The blisters that appeared on Thompson's feet on the first day of his walk were only the beginning of the consequences he faced. Officials from the Utah Department of Transportation threatened to arrest him if he was found walking on the side of the highway. (The threat was rescinded after the American Civil Liberties Union got involved.) Along the way, he was chided, screamed at and received a number of spiteful e-mails - including one that suggested he would have been better off if he had been killed in Iraq. And Thompson nearly ended his walk when, halfway through, he learned that his infant daughter had developed a lump on the back of her neck that her doctor feared was cancerous.

"The cost was too great," Thompson said. "What was I doing? Walking through the middle of nowhere when my family needed me?"

Kristen Thompson persuaded her husband to continue his walk while they awaited a second opinion. The lump was later determined to be benign.
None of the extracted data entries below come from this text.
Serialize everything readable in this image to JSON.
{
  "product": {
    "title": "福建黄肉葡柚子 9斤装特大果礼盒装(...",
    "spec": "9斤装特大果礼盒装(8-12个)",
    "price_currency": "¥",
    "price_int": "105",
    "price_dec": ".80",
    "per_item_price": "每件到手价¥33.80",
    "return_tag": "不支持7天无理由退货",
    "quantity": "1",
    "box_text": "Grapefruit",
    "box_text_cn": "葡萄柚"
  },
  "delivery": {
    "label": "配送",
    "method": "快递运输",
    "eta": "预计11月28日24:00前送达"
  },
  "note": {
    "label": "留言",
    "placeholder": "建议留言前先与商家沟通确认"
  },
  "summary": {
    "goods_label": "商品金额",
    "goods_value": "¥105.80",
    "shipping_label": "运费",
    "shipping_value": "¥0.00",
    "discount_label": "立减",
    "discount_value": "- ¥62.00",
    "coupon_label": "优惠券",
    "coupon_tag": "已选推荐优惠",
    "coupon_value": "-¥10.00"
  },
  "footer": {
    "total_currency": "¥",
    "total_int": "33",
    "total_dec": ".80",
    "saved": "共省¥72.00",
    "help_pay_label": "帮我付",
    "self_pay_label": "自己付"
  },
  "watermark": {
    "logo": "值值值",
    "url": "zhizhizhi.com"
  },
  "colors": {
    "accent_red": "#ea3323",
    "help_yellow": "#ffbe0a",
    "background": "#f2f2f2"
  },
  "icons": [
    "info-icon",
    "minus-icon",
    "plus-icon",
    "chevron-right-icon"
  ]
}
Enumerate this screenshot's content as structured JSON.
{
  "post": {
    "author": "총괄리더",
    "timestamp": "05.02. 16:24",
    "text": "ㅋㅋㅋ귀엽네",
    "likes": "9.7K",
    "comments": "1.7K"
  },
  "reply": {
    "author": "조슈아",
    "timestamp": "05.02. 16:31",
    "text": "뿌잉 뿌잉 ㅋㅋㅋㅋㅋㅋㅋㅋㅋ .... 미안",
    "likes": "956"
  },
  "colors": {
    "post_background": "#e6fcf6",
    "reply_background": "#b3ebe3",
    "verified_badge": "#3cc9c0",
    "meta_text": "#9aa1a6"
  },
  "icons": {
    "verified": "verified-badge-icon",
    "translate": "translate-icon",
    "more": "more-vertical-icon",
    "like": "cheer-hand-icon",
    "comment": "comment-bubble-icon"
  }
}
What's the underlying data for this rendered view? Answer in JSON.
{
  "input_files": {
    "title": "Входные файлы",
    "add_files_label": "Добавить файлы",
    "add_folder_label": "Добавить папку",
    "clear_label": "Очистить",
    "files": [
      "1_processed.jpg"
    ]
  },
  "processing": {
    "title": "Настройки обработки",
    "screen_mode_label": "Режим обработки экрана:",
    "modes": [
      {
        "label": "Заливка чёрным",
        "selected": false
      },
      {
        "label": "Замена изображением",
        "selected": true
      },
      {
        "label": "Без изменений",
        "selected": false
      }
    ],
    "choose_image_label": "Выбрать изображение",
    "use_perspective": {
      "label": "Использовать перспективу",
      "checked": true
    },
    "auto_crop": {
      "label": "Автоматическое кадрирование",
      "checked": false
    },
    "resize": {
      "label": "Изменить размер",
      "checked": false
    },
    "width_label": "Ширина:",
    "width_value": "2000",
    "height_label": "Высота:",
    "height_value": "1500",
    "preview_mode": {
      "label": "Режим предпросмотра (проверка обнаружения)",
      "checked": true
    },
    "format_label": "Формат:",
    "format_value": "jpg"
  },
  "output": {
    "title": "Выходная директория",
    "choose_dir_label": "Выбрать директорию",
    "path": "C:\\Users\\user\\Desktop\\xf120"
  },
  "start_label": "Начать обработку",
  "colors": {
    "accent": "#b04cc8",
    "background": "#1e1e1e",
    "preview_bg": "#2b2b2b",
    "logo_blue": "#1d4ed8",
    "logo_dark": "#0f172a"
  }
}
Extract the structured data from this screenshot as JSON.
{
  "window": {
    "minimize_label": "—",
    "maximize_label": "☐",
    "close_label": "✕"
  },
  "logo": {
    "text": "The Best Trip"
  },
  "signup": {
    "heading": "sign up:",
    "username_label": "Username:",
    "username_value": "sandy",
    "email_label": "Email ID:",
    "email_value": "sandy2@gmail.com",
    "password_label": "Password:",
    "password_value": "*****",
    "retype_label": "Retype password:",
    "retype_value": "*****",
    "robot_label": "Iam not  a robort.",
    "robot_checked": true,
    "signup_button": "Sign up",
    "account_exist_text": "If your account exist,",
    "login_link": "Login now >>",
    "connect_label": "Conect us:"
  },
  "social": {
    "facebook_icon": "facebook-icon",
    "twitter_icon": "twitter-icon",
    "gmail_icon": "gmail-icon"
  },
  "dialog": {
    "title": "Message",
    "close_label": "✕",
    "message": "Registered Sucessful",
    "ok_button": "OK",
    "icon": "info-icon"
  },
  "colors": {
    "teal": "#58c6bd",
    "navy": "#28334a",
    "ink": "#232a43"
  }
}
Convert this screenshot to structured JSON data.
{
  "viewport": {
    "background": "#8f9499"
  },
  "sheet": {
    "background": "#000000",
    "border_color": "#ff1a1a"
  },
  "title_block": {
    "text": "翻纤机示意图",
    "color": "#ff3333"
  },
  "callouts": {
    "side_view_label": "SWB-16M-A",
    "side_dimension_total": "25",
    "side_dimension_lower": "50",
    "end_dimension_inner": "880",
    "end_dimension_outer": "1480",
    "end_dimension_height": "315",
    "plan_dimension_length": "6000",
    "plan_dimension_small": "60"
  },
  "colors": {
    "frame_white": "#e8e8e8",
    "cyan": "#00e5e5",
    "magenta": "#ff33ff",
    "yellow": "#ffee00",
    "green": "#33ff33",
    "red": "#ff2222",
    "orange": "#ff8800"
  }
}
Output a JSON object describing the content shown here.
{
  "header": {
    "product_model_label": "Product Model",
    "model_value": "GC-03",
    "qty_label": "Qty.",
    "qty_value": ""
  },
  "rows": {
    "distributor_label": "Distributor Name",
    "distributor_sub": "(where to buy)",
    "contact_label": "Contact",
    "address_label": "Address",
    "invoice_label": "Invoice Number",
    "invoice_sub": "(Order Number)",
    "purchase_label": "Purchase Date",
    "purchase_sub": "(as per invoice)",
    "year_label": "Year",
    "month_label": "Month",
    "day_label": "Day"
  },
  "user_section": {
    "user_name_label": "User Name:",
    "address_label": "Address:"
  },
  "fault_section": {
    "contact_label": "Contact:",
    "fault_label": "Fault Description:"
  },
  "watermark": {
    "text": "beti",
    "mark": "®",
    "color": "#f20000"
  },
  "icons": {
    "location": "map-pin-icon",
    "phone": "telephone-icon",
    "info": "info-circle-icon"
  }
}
Although Thompson had spent a year reporting for the Army in Iraq and was the recipient of a prestigious internship with The Associated Press in Israel, he said he was turned down for a job at his hometown newspaper in Logan by editors who feared his activism was incongruent with the practice of journalism. He is now working as a reporter at the Standard-Examiner in Ogden.
In walking alongside and meeting with activists several times his own age, Thompson also had to come to grips with the idea that anti-war activism is not only a thankless endeavor, but an endless one as well.

Reaching the Arizona border on Nov. 1, 2006, he told a crowd that the end of the journey "feels like a wonderful victory."

"But," he later lamented, "it was very much tempered by the sobering thought that the war was still going on."

More than a year later, with his antiwar story making the film festival circuit, that remains the case.